労災の示談書は有効か
一.事実経緯
2009年2月、ある建築会社(以下、A社という)の従業員だったB氏は建物の足場を取り外した際に転倒し、安全ベルトを締めていなかったため、10メートルの高所から転落し、重傷を負った。A社はB氏の医療費用を支払った後、その家族と示談書を結び、B氏に補償金として1万2,000元を一括で支払い、その後は双方争わないと約した。その後、B氏とその家族はA社が支払った補償金が少な過ぎ、その労災による損害を補うことはできないことを理由に、地元の人力資源社会保障行政部門(以下、人社部門という)に労災認定と労働能力鑑定を申し立てた。
調査の結果、人社部門はB氏の労災等級を五級と認定した。A社とB氏は人社部門の労災認定については異議はなかったが、A社は双方が労災賠償については既に合意に達しているとし、B氏に労災賠償金を再度支払うことを拒絶した。
B氏はこれを不服とし、地元の労働人事争議仲裁委員会に仲裁を申し立て、A社に対し、双方の労働関係を解除し、相応の労災待遇を支払うよう請求した。
二.仲裁裁決
仲裁委員会はA社に対し、B氏の労災等級に応じて国家及び地元の保険規定に基づいて3万5,000元を支払うよう命じた。
三.コメント
本案争点:労災の示談書は法的な効力を有するかどうか
1.「示談」とは、人社部門の確認を経ず双方協議の形で労働者の労災問題を解決することを指す。法的観点から言えば、労災発生後、従業員が人社部門の確認の上得た賠償金は労災保険賠償の範疇に属する。「示談」の場合、雇用者と労働者が民事主体の双方として負傷について自ら協議の上解決したことによって労働者が得た賠償は民事賠償に属する。
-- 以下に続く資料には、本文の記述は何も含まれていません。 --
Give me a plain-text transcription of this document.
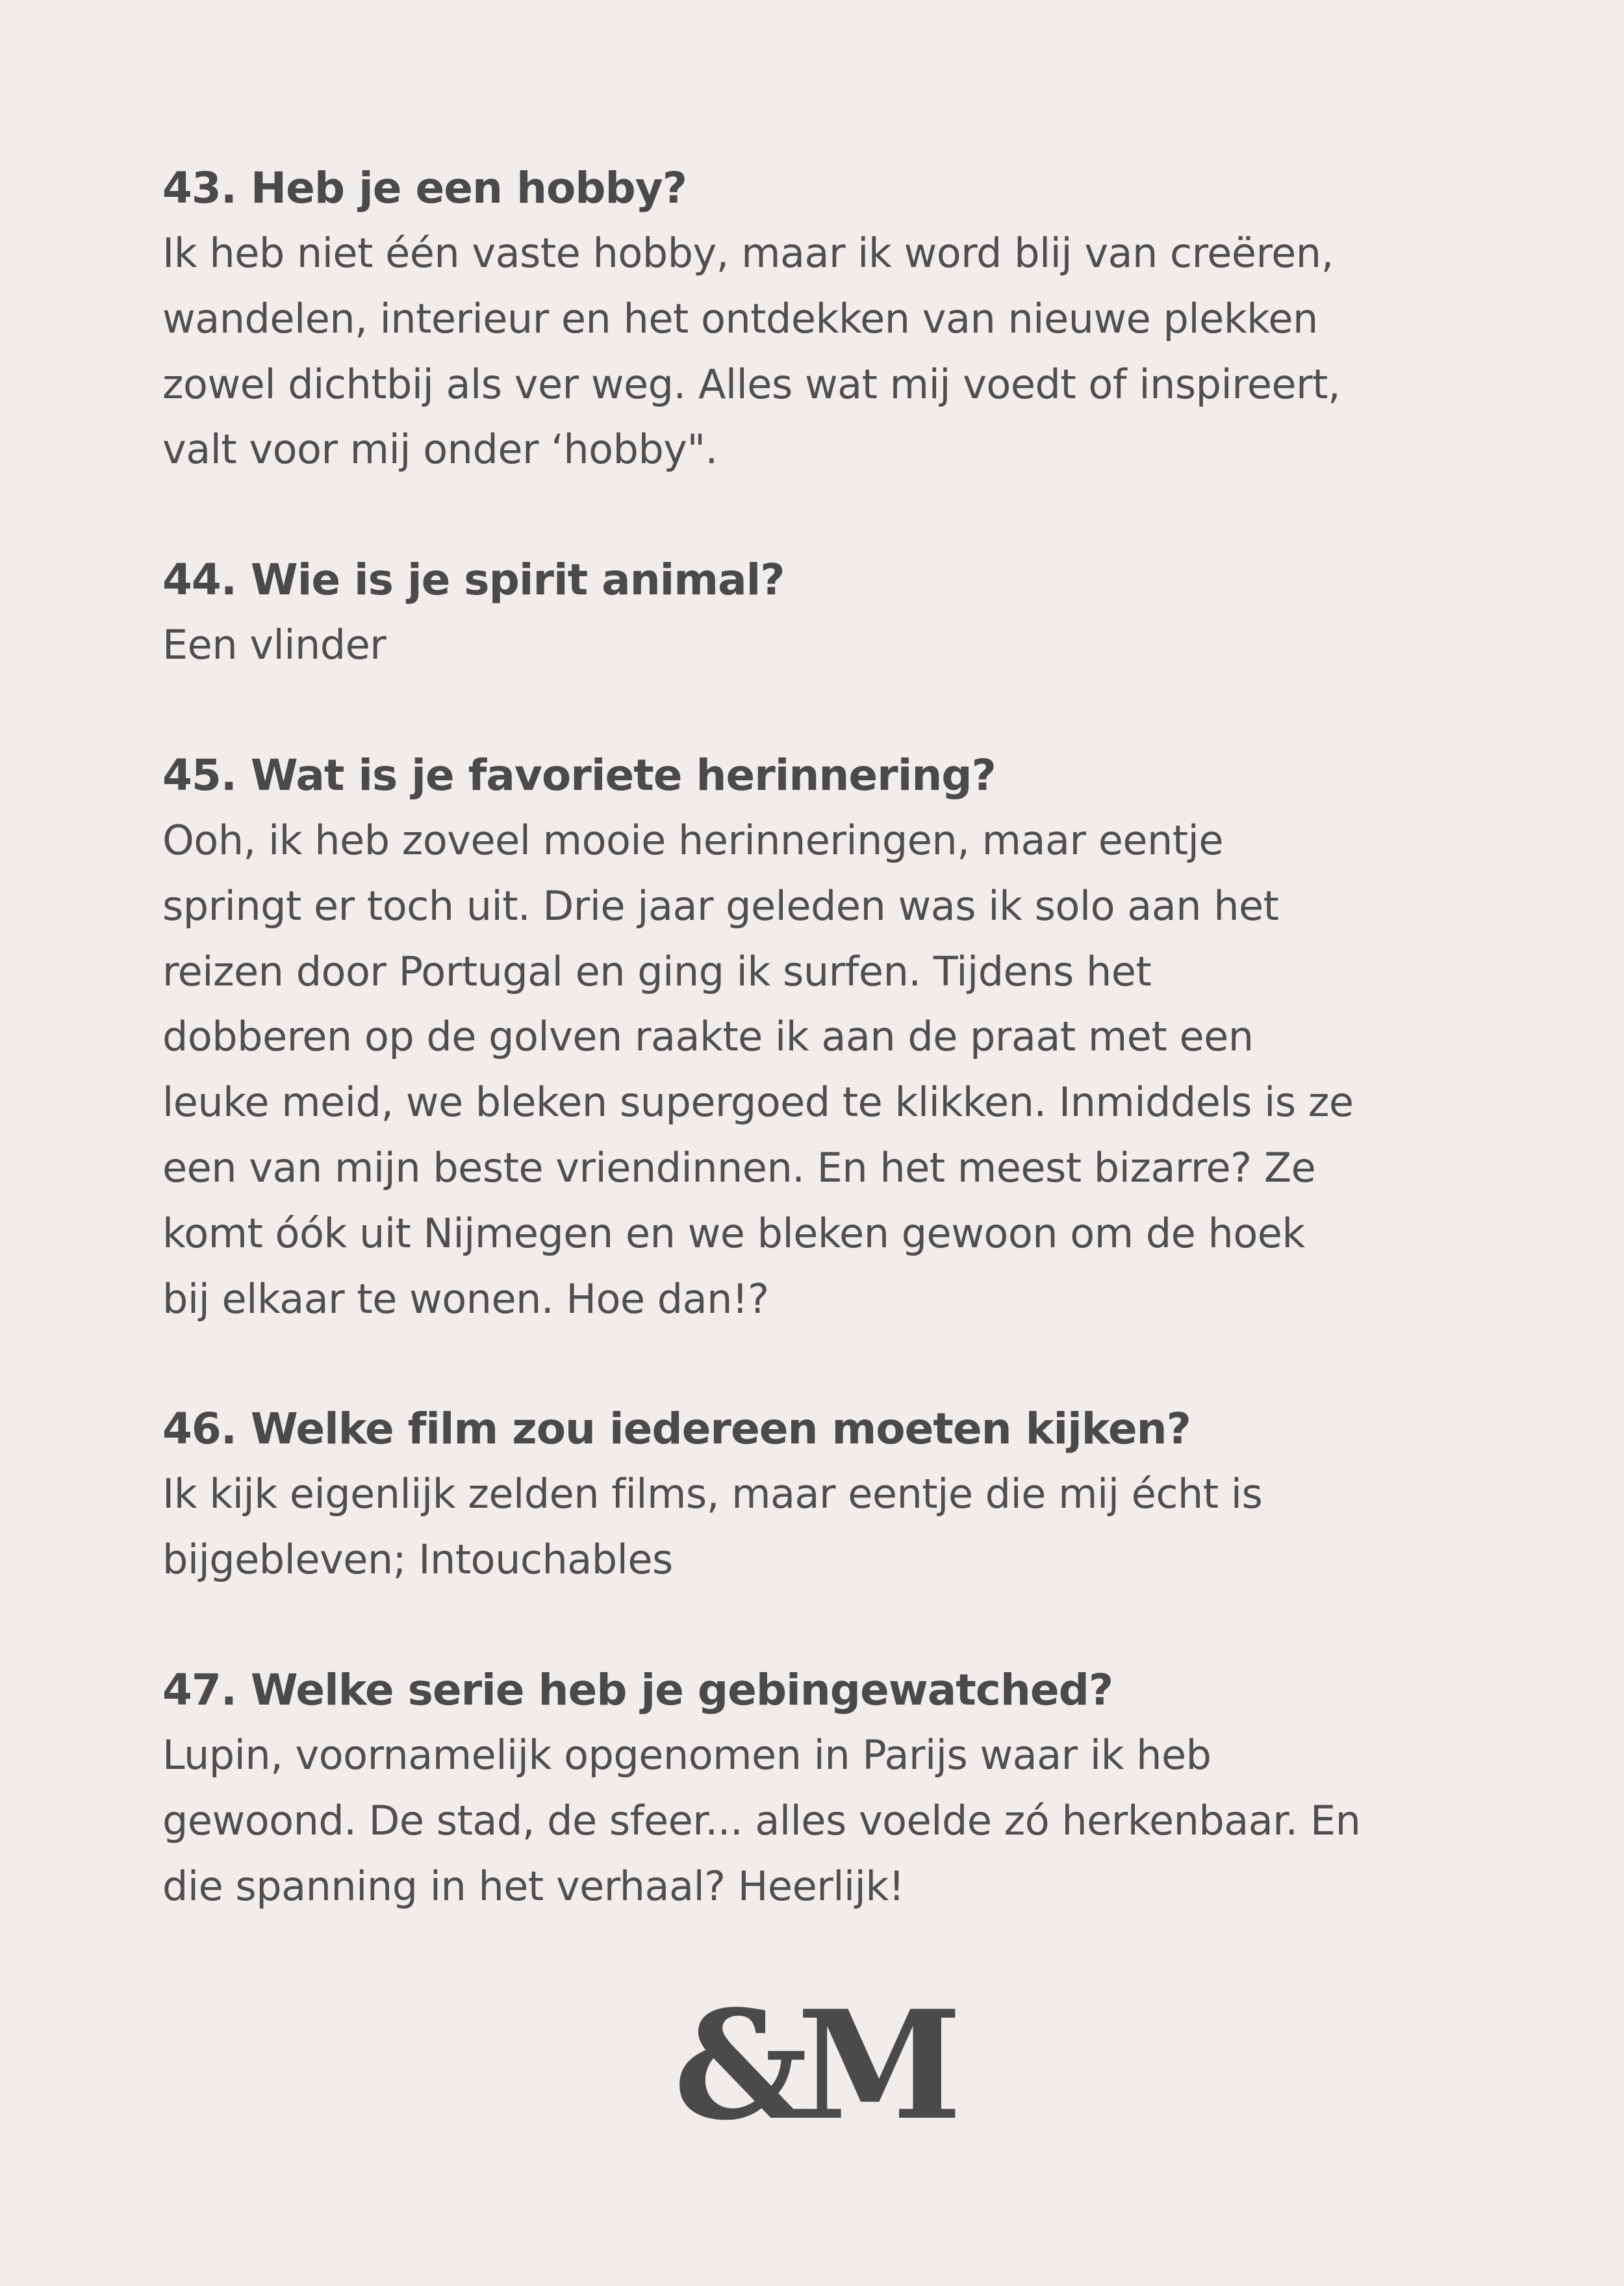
43. Heb je een hobby?

Ik heb niet één vaste hobby, maar ik word blij van creëren,

wandelen, interieur en het ontdekken van nieuwe plekken

zowel dichtbij als ver weg. Alles wat mij voedt of inspireert,

valt voor mij onder ‘hobby".

44. Wie is je spirit animal?

Een vlinder

45. Wat is je favoriete herinnering?

Ooh, ik heb zoveel mooie herinneringen, maar eentje

springt er toch uit. Drie jaar geleden was ik solo aan het

reizen door Portugal en ging ik surfen. Tijdens het

dobberen op de golven raakte ik aan de praat met een

leuke meid, we bleken supergoed te klikken. Inmiddels is ze

een van mijn beste vriendinnen. En het meest bizarre? Ze

komt óók uit Nijmegen en we bleken gewoon om de hoek

bij elkaar te wonen. Hoe dan!?

46. Welke film zou iedereen moeten kijken?

Ik kijk eigenlijk zelden films, maar eentje die mij écht is

bijgebleven; Intouchables

47. Welke serie heb je gebingewatched?

Lupin, voornamelijk opgenomen in Parijs waar ik heb

gewoond. De stad, de sfeer... alles voelde zó herkenbaar. En

die spanning in het verhaal? Heerlijk!

&M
2.労災賠償は無過失補償の原則を採用し、国は法的に強制的な手段で労災保険制度を実行することにより、雇用者の責任回避の防止を目的とし、従業員の労災保険保障を確保するものである。
(1)労災発生後、雇用者が主管部門にも報告せず、人社部門にも労災認定を申請しない場合、従業員との協議は無効とする。労災の「示談」は事実の隠ぺいに属し、人社部門の監督を逃れるための対応であるため、国の労働安全制度を破り、労働者の健康権利を損害し、法の強制的規定と禁止規定に抵触し、「契約法」第52条第5項に基づき、当該示談書は締結時に遡って無効とする。
(2)労災発生後、雇用者が直ちに主管行政部門に報告し、労災認定手続を行う場合、労働者との協議の上締結した契約は有効とする。「労働争議調解仲裁法」第4条に基づき、労働争議発生後、労働者は雇用者と協議を行うことができ、労働組合又は第三者の斡旋の上、雇用者と和解協議を締結することができる。
(3)労災発生後、雇用者が直ちに主管行政部門に報告し、労災認定手続を行う上で、労働者との示談は有効とする。それは双方当事者の意思自治原則を体現し、仲裁或いは訴訟を省いて、社会資源を節約できる。
(4)労災発生後、雇用者が直ちに主管部門に連絡し、且つ労災認定を行い、賠償協議に達したが、その賠償額が法定賠償待遇を下回った場合、その協議については、変更又は取消を請求することができ、当該協議を変更又は取消することができる。最高裁の「労働争議案件審理における法律適用の若干問題に関する解釈」第20条に基づき、労働報酬、養老金、医療費用と労災保険待遇、経済賠償金及びその他関連費用等の請求案件に対して、その給付金額が適当でない場合、裁判所はそれを変更することができる。
3.労災賠償は、通常の民事争議賠償と異なり、強制的なものとして国の関連規定によって制約されるものである。雇用者であれ、労働者であれ、一旦労災事故が起きた場合、双方の間で決して示談してはならない。示談は一時の憂いを解決することしかできず、一見、直ちに問題を解決したように見えるが、その後に大きな問題を抱えることになる。
※本稿は、当事務所でアドバイザー契約をしている董弁護士の事務所で発行されている記事を一部加筆修正したものです。